Voor de keuze op welke wegen de vrachtwagenheffing van toepassing wordt, onderzoek ik de effecten van een heffing op alleen de autosnelwegen, op alle wegen en een tussenvariant waarbij de heffing op de autosnelwegen + de N-wegen geldt. Uit de eerste voorlopige resultaten van modelstudies blijkt dat er uitwijkgedrag naar het onderliggend wegennet op zal treden wanneer de heffing alleen geldt op autosnelwegen. Daarom zal ik goed naar de effecten op het onderliggend wegennet kijken, zoals de verkeersveiligheid. Het is daarbij van belang een balans te vinden tussen de omvang van de effecten van het uitwijkgedrag, de kosten voor de weggebruiker, de opbrengsten en de gebruiksvriendelijkheid van het systeem.

Tarief

Om een beeld te krijgen van de bandbreedte waarbinnen het tarief bepaald kan worden, heb ik laten onderzoeken hoe hoog het maximumtarief van de vrachtwagenheffing in Nederland mag zijn (zie bijlage)3. De Eurovignetrichtlijn geeft hiervoor het kader. Voor de onderzoeken naar de effecten ga ik uit van een gemiddeld referentietarief dat aansluit op de tarieven in België en Duitsland. Dit tarief is aanmerkelijk lager dan het maximale tarief op basis van de Eurovignetrichtlijn.

Handhaving

Het handhavingssysteem zou in mijn ogen zowel een preventieve als een corrigerende werking moeten hebben. Verder vind ik het van belang dat er een gelijk en eerlijk speelveld voor zowel Nederlandse als buitenlandse vrachtwagens komt. De in te zetten maatregelen moeten proportioneel zijn («hard waar het moet, zacht waar het kan»). In het lopende onderzoek naar technische – en functionele eisen van het heffingssysteem wordt in beeld gebracht wat kansrijke handhavingsmaatregelen zijn. Daarbij wordt ook gekeken naar relevante ervaring in het buitenland.
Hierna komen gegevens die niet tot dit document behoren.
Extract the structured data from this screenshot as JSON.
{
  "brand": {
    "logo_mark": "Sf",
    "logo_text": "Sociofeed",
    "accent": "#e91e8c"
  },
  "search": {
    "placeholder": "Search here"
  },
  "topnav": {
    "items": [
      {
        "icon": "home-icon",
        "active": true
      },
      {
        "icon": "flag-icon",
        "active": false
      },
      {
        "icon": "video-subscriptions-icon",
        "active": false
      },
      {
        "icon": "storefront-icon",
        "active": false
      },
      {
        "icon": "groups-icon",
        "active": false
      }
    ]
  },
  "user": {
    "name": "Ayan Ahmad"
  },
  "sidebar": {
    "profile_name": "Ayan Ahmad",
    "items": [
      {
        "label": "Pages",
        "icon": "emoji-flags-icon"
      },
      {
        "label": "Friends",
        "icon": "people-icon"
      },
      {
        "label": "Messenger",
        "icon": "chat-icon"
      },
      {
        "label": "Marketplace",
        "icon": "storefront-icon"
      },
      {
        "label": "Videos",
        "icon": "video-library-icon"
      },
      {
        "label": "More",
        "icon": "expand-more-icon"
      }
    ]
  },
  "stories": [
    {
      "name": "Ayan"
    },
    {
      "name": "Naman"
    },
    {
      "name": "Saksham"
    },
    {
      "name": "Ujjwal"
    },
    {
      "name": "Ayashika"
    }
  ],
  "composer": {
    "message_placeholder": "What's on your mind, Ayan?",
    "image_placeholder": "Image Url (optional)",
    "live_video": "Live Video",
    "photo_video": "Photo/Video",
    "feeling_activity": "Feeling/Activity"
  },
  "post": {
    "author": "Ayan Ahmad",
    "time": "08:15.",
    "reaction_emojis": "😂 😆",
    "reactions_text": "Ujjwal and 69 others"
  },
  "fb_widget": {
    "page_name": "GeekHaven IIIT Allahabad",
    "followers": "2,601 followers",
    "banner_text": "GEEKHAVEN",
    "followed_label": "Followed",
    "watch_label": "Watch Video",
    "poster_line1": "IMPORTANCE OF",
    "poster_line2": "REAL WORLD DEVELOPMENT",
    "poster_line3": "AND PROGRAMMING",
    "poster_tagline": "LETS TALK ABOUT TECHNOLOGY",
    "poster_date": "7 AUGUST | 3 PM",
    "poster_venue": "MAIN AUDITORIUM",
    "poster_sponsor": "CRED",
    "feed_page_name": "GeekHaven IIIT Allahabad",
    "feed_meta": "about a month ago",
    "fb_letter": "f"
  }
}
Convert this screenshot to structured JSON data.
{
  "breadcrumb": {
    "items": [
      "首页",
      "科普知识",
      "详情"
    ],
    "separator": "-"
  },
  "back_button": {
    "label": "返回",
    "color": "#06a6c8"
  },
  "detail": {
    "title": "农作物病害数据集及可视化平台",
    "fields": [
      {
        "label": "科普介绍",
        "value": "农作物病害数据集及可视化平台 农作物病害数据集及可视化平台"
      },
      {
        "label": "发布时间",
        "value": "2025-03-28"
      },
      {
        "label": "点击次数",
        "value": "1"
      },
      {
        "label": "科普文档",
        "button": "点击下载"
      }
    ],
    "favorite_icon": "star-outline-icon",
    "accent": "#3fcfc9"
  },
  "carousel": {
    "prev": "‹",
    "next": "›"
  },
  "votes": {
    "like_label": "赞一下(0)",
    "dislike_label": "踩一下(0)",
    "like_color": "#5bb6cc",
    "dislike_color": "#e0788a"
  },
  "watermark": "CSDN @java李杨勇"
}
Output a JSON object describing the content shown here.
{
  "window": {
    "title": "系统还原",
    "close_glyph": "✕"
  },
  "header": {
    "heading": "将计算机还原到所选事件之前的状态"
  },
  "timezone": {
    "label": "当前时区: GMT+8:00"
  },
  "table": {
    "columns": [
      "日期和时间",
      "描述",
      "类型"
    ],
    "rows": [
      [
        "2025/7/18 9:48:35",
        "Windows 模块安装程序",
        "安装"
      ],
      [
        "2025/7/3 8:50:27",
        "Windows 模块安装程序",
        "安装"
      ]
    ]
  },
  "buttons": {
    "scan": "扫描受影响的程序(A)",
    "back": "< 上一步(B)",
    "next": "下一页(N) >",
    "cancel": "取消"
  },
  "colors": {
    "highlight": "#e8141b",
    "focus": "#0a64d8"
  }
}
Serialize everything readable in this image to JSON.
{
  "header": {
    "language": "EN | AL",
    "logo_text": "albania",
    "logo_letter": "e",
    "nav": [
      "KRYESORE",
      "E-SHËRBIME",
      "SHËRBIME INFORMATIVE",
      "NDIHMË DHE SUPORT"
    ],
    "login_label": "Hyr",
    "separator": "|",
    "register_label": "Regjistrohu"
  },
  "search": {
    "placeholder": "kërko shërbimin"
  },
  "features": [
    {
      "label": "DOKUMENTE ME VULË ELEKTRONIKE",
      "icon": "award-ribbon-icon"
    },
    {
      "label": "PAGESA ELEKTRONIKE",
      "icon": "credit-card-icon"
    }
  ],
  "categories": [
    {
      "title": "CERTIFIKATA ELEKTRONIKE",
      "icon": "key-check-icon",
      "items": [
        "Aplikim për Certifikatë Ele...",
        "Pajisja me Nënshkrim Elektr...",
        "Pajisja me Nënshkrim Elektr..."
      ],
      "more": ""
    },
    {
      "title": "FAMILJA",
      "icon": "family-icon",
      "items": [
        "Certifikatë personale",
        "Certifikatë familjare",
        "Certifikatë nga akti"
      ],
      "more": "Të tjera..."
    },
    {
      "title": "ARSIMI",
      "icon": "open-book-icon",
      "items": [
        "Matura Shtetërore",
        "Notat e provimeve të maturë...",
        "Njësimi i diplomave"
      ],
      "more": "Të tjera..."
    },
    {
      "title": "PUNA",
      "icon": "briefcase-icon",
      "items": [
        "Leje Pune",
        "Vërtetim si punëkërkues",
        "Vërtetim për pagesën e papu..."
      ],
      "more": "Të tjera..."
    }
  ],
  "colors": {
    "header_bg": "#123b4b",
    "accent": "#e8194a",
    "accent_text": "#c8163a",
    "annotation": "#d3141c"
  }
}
Organisatie vrachtwagenheffing

In veel Europese landen met een vrachtwagenheffing is een «nationale dienstaanbieder» actief die door de overheid is gecontracteerd om de inning van de tolgelden uit te voeren. Tegelijkertijd moeten op basis van de EETS-richtlijn onafhankelijke dienstaanbieders voor de inning van tolgelden (EETS-aanbieders) worden toegelaten. Ik wil verkennen hoe we de markt van EETS-aanbieders zo veel mogelijk kunnen benutten. EETS-aanbieders maken het namelijk bij uitstek mogelijk om ervoor te zorgen dat gebruikers één contract kunnen sluiten voor het betalen van tol in alle EU lidstaten waar elektronisch tol wordt geheven.

Terugsluis

Dit voorjaar ben ik, zoals ik in mijn brief van 4 juni 2018 schreef, gestart met de uitwerking van de terugsluis naar de vervoerssector. De terugsluis bestaat uit een verlaging van de motorrijtuigenbelasting op vrachtwagens en gelden voor innovatie en verduurzaming. De sector heeft zijn eerste ideeën hierover met mij gedeeld. Over de mogelijke bestedingsrichtingen zal ik u later dit jaar informeren.

Vervolg

Zoals ik in mijn vorige brief heb beschreven zal ik kort na de zomer conceptbeleidsuitgangspunten bespreken met de transportsector, de wegbeheerders en andere stakeholders en deze waar relevant aanpassen op basis van de uitkomsten van deze overleggen. Dit leidt samen met de verdere uitwerking van bovengenoemde richting tot een integraal beleidskader, inclusief budgettaire vormgeving en randvoorwaarden, dat ik voor het einde van het jaar aan uw Kamer wil aanbieden. De budgettaire vormgeving, randvoorwaarden en verwerking van de vrachtwagenheffing werk ik samen met de bewindspersonen van Financiën uit. Dit vormt vervolgens het kader voor het wetsvoorstel en de aanbesteding.

BIJLAGE

Voor de invoering van de vrachtwagenheffing wordt ingezet op het tijdig invoeren van een betrouwbaar heffingssysteem dat kostenefficiënt, beheersbaar, flexibel en gebruiksvriendelijk is.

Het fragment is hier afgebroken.